I have a 34 year long history doing psychotherapy. I have learned from every person I have seen.
One of the most beautiful things in the world is an individual life lived out. We all have notions of how life should be (richer, thinner, more clever). But, you know, that imagination of how life should be isn’t happening. It is this life with all its warts, bumps, misdirections, and side roads that is real, and very powerful.
Psychotherapy is a terrific opportunity to stop for a moment and genuinely get to know the unique creature that you are. In Tao The Watercourse Way Alan Watts points out that water runs downhill because it is water. That is what water does.
Then Watts challenges us to consider that we too have a nature. He suggests that it is when we are acting in concert with our nature that we are most alive, creative, and productive.
I see psychotherapy as time for you to discover your nature and to imagine what it would be to align your life with it. The more closely your day-to-day life is aligned with your nature the more joy you will experience and the more effective you will be.
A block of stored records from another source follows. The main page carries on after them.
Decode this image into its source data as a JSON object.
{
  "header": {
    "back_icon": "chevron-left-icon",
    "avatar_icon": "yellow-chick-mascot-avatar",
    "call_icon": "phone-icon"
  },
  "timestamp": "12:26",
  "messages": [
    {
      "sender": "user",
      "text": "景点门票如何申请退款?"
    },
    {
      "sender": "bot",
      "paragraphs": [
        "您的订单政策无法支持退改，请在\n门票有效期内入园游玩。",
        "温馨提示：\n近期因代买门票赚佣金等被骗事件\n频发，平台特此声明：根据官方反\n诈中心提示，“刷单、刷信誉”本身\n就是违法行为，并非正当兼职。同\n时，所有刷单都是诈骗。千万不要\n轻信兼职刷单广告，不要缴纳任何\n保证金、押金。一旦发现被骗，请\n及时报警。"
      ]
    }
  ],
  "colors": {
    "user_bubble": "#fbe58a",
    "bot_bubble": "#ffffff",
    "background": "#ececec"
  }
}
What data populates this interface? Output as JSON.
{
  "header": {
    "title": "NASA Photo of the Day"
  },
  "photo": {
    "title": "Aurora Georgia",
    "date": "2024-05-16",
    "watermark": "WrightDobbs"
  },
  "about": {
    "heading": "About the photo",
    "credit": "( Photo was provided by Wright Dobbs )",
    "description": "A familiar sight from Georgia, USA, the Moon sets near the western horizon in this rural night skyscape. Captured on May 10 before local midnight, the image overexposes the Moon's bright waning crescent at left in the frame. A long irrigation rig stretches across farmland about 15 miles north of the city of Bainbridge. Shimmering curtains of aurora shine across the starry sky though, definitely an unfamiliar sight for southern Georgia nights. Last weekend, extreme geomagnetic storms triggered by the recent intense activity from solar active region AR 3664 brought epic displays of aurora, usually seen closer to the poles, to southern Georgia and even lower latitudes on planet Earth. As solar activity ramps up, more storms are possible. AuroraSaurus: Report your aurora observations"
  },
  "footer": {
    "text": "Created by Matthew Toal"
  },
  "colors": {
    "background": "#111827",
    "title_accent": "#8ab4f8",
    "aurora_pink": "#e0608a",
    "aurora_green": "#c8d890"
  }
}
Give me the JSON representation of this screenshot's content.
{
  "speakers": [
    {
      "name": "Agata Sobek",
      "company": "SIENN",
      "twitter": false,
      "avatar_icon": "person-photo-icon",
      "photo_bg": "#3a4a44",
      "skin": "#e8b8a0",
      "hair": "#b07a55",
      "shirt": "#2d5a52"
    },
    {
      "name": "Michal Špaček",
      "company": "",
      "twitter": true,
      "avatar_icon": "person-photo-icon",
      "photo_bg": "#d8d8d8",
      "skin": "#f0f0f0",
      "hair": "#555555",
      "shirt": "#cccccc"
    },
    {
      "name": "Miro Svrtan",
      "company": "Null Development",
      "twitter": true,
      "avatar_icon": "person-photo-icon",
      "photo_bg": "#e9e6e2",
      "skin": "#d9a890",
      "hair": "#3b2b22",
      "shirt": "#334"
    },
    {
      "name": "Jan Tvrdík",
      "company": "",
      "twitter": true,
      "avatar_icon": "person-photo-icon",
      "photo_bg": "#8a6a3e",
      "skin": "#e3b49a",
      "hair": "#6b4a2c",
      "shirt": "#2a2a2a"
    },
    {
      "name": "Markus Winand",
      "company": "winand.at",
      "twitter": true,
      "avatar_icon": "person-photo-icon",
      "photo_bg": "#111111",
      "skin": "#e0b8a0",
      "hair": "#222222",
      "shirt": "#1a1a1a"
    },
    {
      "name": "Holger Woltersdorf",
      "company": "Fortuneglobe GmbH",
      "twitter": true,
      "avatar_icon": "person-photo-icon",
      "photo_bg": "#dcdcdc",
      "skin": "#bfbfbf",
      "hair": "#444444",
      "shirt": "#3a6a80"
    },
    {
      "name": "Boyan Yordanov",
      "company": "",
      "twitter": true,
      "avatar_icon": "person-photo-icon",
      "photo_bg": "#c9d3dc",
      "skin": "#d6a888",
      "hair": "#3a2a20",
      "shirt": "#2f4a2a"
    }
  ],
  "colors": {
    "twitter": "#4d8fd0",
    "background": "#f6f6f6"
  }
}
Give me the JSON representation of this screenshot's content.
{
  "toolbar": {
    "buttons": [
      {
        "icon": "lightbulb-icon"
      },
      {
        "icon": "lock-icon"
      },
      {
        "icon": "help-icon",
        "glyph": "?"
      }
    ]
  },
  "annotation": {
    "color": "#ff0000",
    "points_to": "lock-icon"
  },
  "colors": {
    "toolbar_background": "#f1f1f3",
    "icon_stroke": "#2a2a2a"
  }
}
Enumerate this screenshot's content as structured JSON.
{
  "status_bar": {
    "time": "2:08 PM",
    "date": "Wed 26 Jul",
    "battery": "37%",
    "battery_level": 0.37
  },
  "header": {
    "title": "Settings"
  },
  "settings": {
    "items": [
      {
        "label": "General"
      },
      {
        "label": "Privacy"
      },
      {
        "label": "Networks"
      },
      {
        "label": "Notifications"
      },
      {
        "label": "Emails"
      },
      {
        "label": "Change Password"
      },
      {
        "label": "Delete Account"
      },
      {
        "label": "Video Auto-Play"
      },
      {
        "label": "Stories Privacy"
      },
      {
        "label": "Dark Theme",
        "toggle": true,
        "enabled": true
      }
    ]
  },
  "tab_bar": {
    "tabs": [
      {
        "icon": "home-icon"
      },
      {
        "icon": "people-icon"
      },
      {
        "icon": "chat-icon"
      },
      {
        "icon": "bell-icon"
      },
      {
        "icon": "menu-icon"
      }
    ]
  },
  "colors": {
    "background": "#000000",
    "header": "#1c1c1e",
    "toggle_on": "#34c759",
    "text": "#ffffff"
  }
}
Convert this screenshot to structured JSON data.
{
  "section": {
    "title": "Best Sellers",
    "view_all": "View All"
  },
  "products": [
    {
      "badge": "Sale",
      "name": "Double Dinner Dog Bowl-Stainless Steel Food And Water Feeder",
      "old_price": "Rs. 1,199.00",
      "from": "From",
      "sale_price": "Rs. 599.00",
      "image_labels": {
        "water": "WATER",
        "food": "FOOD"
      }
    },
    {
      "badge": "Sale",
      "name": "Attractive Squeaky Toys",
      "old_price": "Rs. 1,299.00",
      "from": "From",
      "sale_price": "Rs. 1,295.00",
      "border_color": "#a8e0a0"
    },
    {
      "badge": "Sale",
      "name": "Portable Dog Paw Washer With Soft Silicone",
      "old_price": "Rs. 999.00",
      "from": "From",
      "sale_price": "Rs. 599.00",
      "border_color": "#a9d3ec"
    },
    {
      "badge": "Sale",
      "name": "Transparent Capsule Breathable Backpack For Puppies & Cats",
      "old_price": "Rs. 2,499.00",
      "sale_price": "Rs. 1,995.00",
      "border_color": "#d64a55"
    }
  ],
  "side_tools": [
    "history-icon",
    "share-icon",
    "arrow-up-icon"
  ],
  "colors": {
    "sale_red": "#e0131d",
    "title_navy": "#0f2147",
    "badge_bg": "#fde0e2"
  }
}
We in psychology have devised names for problems: depression, anxiety, obsessive-compulsive disorder, bipolar disorder, thought disorders. . . And we seek to discover which of these best fits you with a goal of knowing what is going on and what interventions might be most effective.
This is a noble and good pursuit, but often misses the point. The point is that you are one of a kind. You have needs, goals, aspirations, dreams, and capacities that are uniquely yours. It is easy for life to seem to need for you to be other than you are. When you try to run uphill it hurts and that pain can be described with all sorts of diagnoses, but at its root it is you being crosswise with your nature.